AMDEX is a U.S.-led, two-week, joint multilateral exercise focused on combined air, ground and sea operations to promote regional stability across the CENTCOM and defend against malign influencers and enemy forces in Southwest Asia.
“AMDEX is designed to test Integrated Air and Missile Defense procedures in a joint environment,” said Frank Dannals, AMDEX exercise director. “By bringing the joint team together in a large-scale IAMD exercise, we learn to fight in a fully-integrated manner, the result of which helps maintain security and stability in the Arabian Gulf.”
As a semi-annual exercise, AMDEX started in 2010 to practice a total effort response to regional adversaries. More than 2,500 military service members from Air Force, Army and Navy components across the participating nations contributed to the planning, coordination and execution pieces of the exercise.
“The AMDEX white cell works extremely hard to ensure all threats are as realistic as possible to adequately stimulate tactics, techniques and procedures,” said Dannals. “In fact, simulated scenarios used in recent ADMEX’s were the genesis of some significant changes to TTPs currently in use.”
The scenario was set across the U.S. Central Command area of responsibility against simulated air and missile threats. U.S. participation in exercises, such as AMDEX, provides reassurance to our coalition and regional partners and allies of the United States’ commitment to safeguarding security and stability of this region.
"Of the many missions in the CENTCOM AOR, to include support to two kinetic fights, AMDEX is an opportunity to exercise a critical role: deterrence and defense of our Gulf partners along with US interests in the region," said Lt. Gen. Joseph Guastella, Combined Forces Air Component Commander.

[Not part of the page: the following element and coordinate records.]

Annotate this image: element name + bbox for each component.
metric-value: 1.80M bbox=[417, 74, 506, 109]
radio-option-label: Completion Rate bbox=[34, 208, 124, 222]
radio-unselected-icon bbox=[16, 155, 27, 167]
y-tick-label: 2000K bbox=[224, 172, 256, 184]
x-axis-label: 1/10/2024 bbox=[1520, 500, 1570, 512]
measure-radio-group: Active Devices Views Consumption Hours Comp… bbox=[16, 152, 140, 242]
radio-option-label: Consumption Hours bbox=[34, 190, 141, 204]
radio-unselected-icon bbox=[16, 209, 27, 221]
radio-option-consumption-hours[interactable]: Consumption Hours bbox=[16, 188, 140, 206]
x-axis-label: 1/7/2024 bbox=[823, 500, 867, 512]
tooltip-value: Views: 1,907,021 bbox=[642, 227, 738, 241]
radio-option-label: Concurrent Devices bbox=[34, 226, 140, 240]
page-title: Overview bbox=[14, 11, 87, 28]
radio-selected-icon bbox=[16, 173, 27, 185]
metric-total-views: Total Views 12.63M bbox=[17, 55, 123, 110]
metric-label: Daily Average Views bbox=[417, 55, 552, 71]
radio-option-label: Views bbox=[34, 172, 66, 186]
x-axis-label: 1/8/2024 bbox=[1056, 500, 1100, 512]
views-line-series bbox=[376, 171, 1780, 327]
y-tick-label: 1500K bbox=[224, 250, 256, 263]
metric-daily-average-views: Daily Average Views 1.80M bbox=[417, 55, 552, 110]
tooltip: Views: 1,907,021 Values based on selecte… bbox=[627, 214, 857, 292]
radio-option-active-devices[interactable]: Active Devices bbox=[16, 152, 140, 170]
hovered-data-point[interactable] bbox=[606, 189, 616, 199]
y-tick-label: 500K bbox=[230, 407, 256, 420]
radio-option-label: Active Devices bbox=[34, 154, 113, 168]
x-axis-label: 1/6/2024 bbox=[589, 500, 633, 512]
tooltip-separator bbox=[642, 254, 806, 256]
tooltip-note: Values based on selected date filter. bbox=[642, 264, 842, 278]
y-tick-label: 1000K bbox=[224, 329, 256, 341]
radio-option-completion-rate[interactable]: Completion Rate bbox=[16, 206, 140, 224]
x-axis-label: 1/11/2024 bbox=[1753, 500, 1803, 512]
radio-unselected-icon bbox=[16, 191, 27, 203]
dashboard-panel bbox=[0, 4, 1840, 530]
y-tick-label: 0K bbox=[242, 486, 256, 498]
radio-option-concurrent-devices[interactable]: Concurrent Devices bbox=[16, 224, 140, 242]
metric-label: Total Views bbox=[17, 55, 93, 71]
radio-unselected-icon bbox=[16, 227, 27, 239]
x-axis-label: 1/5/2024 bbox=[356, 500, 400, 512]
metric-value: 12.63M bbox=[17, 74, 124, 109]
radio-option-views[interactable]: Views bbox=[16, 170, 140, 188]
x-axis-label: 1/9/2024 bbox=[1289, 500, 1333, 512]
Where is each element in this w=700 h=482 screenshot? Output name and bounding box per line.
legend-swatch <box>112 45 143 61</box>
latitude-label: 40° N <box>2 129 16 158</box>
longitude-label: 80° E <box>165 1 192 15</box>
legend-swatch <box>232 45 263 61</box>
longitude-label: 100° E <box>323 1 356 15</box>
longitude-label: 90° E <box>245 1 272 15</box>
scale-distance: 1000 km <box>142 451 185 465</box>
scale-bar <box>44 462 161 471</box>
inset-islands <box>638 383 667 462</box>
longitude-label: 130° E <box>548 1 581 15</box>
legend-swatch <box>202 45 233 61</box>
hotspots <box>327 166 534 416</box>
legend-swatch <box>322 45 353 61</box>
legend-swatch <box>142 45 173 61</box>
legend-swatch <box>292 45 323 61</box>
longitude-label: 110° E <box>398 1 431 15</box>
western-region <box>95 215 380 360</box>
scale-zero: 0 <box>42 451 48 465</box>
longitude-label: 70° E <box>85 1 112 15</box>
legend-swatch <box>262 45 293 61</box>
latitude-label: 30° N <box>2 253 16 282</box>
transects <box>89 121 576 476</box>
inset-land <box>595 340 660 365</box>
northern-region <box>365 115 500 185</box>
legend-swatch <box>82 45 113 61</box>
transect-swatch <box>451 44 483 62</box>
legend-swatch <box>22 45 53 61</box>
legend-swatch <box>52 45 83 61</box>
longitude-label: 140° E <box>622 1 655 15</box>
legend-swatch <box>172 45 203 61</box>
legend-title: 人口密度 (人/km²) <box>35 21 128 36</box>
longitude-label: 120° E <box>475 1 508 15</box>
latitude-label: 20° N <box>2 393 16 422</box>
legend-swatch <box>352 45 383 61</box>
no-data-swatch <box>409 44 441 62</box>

AMDEX provides an opportunity for these members to team together to conduct tactical operations under simulated real world conditions.
“Our AFCENT folks did an excellent job incorporating real-world events and intertwining all instruments of national power,” said Lt. Col. Paul Stucki, exercise lead. “The exercise was successful in testing our command, control and communication networks and systems as well as the plans we have in place to execute the mission real world.”
The exercise was designed to apply specific elements in order to deter, defend and de-escalate potential crisis situations, said Stucki. During a variety of scenarios, participants exercised consistent dynamic support to improve combined tactical air operations and enhance the interoperability of forces, equipment and procedures.
“All components of the U.S. military played a significant role and provided a layered defense comprised of unmatched lethality across all domains,” said Stucki. “No one component was more important than the other. We relied on the unique capabilities of each other, working together to defend one another and the assets and interests we are protecting.”
Regularly scheduled exercises like AMDEX allows AFCENT to continue to build and enhance relationships while also maintaining regional stability. Each year, the U.S. military participates in more than 75 exercises with partner nations across CENTCOM.